SOME people call me the Space Cowboy, but only those who remember me with a 10-gallon hat after a similar amount of pints in the Maggie, a pub that supplied an illegal high by one simply breathing in the atmosphere.

But no one has ever called me the Gangster of Love or even the petty officer of heavy petting.

To cut the quick, I have never been cool. I was always been uncomfortably warm, more conventional, more Pearl and Dean than Jimmy Dean.

In truth, there are not that many cool characters around. There was the guy at secondary school who played football with his hands stuck out like balancing aerofoils who could not have seemed more effete if he was wearing a tutu and an Easter bonnet. But he did not care. And that was cool.

There is the retired greyhound at Saracen Cross. It is a regular treat for me on the road to work to catch him at his morning constitutional. He lopes up to the traffic lights, waits for the green man and the subsequent bleep, and crosses the road with the gait of the Pink Panther. Now that is cool.

But there are few cool sportsmen or women. They are plenty of brilliant, powerful, inspirational and dedicated sports stars. But cool? Lionel Messi has the aspect of the shy boy who has forgotten to do his homework. Cristiano Ronaldo is as naff as an Essex boy in a champagne bar. Roger Federer is as cool as a lounge singer on an all-inclusive cruise.

But once, back in the ice age of sport, everyone seemed cool, but no one was cooler that Johnny Unitas. His nickname was even cool: Johnny U. He was the - and I mean the - quarterback for the Baltimore Colts in the 1950s. He is also the subject of what may just be the best American Football book ever. Tom Callahan's biography of Unitas is a piercing glimpse at an era, a knowing stare at what constitutes greatness.

Johnny U was cool because he was tough, brilliant, a leader and capable of throwing a ball precisely in an era where quarter-backs where as protected as animals the royal family wants to shoot. He was also cool because he did not try to be cool, indeed he did not want to be cool. He wanted to be Johnny U. And that was a tough ask.

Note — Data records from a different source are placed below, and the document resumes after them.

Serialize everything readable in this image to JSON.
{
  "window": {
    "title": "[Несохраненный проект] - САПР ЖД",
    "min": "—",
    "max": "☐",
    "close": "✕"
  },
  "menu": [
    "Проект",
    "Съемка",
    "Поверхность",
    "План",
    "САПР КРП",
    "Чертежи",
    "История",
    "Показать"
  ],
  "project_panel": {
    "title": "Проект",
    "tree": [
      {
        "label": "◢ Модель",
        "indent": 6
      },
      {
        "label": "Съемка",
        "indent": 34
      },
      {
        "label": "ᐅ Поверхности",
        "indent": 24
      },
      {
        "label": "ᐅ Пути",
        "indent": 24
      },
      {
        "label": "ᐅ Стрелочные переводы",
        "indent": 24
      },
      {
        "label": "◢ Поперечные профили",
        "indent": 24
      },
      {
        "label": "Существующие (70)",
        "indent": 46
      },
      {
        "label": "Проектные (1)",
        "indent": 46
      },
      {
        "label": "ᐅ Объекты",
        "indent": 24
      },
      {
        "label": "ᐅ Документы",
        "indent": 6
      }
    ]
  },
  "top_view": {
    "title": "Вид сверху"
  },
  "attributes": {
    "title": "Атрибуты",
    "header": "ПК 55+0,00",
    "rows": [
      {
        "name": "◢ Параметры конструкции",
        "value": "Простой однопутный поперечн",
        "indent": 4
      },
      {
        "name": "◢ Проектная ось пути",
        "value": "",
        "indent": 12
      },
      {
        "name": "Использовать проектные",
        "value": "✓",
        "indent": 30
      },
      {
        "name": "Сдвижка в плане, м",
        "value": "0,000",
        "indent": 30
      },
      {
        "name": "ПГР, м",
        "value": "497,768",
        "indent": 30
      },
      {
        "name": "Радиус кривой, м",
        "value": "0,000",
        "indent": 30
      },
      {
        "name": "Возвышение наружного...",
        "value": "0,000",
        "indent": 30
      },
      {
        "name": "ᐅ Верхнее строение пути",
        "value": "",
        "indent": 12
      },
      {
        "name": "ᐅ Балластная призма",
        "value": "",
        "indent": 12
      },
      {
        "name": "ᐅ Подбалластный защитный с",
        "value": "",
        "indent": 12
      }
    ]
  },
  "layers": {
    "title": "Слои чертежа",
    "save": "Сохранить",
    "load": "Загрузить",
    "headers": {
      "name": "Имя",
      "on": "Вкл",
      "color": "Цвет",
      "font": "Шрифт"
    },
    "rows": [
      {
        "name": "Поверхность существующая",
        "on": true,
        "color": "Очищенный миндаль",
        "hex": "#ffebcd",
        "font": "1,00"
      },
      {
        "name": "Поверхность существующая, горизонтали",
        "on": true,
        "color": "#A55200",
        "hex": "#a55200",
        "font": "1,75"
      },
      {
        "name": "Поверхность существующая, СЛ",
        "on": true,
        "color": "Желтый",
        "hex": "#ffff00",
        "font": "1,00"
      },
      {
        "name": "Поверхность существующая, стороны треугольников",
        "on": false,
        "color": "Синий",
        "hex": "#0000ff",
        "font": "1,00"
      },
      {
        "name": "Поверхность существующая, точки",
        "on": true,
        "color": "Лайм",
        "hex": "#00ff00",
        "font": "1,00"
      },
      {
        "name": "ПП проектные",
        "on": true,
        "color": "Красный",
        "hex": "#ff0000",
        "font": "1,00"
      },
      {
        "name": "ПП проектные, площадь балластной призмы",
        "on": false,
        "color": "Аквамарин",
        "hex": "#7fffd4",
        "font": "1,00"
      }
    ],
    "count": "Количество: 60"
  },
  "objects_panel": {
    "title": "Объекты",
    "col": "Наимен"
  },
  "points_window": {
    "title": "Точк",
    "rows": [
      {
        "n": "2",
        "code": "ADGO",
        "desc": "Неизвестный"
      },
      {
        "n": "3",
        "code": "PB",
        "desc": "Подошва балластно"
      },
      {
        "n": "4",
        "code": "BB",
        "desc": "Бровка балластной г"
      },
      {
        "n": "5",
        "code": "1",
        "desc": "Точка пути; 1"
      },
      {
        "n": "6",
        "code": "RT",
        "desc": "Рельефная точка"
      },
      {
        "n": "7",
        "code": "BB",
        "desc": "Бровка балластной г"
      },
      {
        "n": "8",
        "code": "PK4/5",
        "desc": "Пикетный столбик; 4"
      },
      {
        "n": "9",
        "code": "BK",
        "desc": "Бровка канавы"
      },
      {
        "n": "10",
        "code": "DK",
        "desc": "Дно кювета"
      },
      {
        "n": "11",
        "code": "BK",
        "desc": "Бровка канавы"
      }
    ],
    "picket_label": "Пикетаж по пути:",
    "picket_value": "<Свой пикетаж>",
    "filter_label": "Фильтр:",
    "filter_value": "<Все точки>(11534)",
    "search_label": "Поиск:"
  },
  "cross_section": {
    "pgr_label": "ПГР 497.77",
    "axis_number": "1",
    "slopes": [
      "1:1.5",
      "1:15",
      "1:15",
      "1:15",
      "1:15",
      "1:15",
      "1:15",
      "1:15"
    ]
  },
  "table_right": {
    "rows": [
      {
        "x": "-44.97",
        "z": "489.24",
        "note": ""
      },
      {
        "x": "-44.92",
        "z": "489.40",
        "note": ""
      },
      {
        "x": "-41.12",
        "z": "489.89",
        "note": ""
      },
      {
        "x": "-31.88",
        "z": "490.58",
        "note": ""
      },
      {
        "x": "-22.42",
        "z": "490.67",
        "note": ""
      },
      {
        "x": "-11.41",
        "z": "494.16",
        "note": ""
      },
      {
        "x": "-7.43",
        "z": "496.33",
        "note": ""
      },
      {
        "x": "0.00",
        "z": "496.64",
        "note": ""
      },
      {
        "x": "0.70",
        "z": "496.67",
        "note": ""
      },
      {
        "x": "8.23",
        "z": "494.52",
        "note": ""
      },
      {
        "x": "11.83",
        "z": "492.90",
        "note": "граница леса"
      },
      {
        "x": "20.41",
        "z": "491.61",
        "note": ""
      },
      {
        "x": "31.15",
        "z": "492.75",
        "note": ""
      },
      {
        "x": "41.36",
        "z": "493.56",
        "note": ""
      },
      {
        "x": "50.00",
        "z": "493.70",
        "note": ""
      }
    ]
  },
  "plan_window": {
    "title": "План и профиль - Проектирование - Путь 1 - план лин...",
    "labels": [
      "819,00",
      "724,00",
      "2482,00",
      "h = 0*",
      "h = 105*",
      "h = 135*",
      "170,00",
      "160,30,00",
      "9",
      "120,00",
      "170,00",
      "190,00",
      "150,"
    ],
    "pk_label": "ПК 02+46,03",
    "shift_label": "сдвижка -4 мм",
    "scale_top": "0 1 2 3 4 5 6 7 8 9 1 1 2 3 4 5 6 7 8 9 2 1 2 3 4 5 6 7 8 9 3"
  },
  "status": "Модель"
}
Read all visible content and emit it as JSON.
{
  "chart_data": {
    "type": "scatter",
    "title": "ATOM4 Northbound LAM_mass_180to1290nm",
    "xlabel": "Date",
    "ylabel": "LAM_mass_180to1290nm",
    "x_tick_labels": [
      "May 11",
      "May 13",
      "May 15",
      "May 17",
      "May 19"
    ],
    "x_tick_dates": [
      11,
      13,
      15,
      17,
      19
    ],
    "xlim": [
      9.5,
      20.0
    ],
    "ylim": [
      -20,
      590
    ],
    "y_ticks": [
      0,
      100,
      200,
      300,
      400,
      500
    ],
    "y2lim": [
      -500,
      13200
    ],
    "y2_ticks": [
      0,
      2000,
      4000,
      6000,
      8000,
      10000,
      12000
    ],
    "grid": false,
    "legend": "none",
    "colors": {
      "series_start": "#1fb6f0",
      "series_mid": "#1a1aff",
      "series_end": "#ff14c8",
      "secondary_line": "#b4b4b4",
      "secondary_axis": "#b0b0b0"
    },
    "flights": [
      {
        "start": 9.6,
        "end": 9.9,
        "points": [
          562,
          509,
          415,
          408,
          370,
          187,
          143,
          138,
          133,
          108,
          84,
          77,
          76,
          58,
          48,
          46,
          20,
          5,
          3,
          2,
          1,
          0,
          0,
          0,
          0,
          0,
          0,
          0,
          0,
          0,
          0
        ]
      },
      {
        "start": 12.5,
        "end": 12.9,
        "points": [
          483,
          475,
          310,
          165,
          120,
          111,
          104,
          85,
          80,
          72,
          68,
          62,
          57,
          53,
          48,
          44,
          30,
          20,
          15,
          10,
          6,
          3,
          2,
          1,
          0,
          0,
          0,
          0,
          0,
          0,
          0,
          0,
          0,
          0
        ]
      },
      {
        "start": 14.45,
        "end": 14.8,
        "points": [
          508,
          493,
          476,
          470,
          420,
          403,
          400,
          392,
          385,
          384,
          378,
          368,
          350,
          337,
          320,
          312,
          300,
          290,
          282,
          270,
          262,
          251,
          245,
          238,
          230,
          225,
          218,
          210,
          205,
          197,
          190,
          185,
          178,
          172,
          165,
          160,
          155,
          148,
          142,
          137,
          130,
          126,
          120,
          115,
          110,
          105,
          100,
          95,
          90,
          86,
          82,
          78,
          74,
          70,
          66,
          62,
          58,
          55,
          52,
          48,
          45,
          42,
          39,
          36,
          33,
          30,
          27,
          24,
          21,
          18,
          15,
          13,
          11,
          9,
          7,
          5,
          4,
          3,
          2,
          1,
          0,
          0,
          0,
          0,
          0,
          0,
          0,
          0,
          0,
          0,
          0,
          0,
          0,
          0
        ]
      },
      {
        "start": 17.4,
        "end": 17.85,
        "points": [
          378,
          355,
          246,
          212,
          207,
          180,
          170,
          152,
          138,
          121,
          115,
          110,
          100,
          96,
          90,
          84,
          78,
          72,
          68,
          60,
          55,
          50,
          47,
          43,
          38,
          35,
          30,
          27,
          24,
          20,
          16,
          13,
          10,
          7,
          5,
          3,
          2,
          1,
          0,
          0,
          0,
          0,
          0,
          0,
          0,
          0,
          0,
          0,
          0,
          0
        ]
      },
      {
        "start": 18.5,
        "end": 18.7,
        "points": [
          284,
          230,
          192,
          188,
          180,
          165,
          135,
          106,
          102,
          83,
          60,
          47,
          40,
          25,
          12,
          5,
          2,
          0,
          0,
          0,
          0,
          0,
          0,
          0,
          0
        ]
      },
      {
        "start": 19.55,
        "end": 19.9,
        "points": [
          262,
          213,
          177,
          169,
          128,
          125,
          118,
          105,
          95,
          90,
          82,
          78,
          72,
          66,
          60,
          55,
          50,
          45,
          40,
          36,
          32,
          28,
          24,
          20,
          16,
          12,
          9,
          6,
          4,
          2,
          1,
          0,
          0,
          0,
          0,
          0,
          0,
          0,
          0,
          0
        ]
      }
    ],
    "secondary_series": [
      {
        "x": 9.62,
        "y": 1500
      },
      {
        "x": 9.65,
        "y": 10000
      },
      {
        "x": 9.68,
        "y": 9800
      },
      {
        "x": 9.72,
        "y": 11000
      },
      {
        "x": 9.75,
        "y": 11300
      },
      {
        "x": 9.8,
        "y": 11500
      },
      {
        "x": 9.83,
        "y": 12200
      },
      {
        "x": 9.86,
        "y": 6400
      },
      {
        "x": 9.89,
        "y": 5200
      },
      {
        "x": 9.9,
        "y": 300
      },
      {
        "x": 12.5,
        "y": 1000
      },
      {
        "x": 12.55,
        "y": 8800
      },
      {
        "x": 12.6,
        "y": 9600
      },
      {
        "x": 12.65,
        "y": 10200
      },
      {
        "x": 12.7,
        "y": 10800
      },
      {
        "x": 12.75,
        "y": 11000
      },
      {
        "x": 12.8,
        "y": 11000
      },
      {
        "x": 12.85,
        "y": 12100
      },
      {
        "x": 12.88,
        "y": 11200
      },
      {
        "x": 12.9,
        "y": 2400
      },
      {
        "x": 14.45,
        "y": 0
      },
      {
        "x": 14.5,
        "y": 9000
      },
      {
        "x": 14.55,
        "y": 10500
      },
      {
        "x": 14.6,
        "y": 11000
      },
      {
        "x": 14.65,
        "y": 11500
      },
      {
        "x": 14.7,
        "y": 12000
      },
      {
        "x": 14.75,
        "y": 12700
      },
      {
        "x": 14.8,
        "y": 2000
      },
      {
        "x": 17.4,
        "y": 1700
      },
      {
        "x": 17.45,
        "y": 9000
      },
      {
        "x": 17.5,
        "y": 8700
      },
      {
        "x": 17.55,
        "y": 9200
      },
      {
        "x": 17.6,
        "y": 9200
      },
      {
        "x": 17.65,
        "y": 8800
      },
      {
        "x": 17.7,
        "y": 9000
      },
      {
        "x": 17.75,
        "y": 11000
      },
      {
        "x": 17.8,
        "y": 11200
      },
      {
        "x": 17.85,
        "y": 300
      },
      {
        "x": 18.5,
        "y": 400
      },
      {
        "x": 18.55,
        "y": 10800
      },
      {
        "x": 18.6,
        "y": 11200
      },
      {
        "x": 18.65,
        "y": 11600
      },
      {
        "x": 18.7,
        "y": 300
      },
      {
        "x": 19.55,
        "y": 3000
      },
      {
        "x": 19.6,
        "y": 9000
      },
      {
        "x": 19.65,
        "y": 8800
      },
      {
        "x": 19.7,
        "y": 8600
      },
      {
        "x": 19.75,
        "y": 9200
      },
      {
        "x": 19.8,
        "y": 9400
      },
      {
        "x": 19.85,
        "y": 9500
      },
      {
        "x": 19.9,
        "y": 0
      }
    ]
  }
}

He would play with broken ribs, he would breathe in deeply, ignoring a punctured lung and throw the ball deep. He would call out plays through a mouth bloody and disfigured by the brutal application of an opponent's forearm or helmet.

But he won matches, he won praise from the fan and he won the respect of his team mates.

Tight end John Mackey was struck by dementia late in life, severely restricting his powers of recall. But he would often say: "I remember everything that I need to remember. Johnny Unitas was my quarter back."

Johnny U , with his buzz cut hair do and his angular face, was no matinee idol but he was a player whose innate strength, whose dedication to dragging his team to victory, was appreciated by anyone who watched him take a snap.

He had many footballing qualities but it was the personal ones that made him, unwittingly, cool. He was a sporting genius but he backed his talent with hard work. He was a faithful colleague but a demanding leader. Brutal behemoths in the huddle would quiver in shame and hurt when, after a missed block, Unitas would mutter quietly about the need for everyone to do their jobs.

He also backed his ability. He would go for the throw rather than the simple option of abdicating his brilliance to a kicker for safe points. Famously, he did this successfully in a championship game against the Giants in 1958, observing later without bombast: "Nothing against Myhra [the kicker], but I had more confidence in me."

But his coolness was heightened by a quick wittedness off the pitch. He had that serenity under pressure that allowed him to confound opponents not only by deed but by word.

Once, playing against Miami, he came up against a former team mate who had been discovered stealing from team mates in the Colts' locker room. Asked about whether the miscreant was a kleptomaniac, Bert Rechichar, the defensive back more noted for his belligerence than his intellectual brilliance, responded: "Kleptomanaic, hell! He's a f****** thief."

Johnny U was cooler. Walking on to the field, the thief, now playing on the opposition, warned him: "Not today, Johnny. Not this time, big fella."

Johnny U did not break stride but replied: "Do you still have my watch?"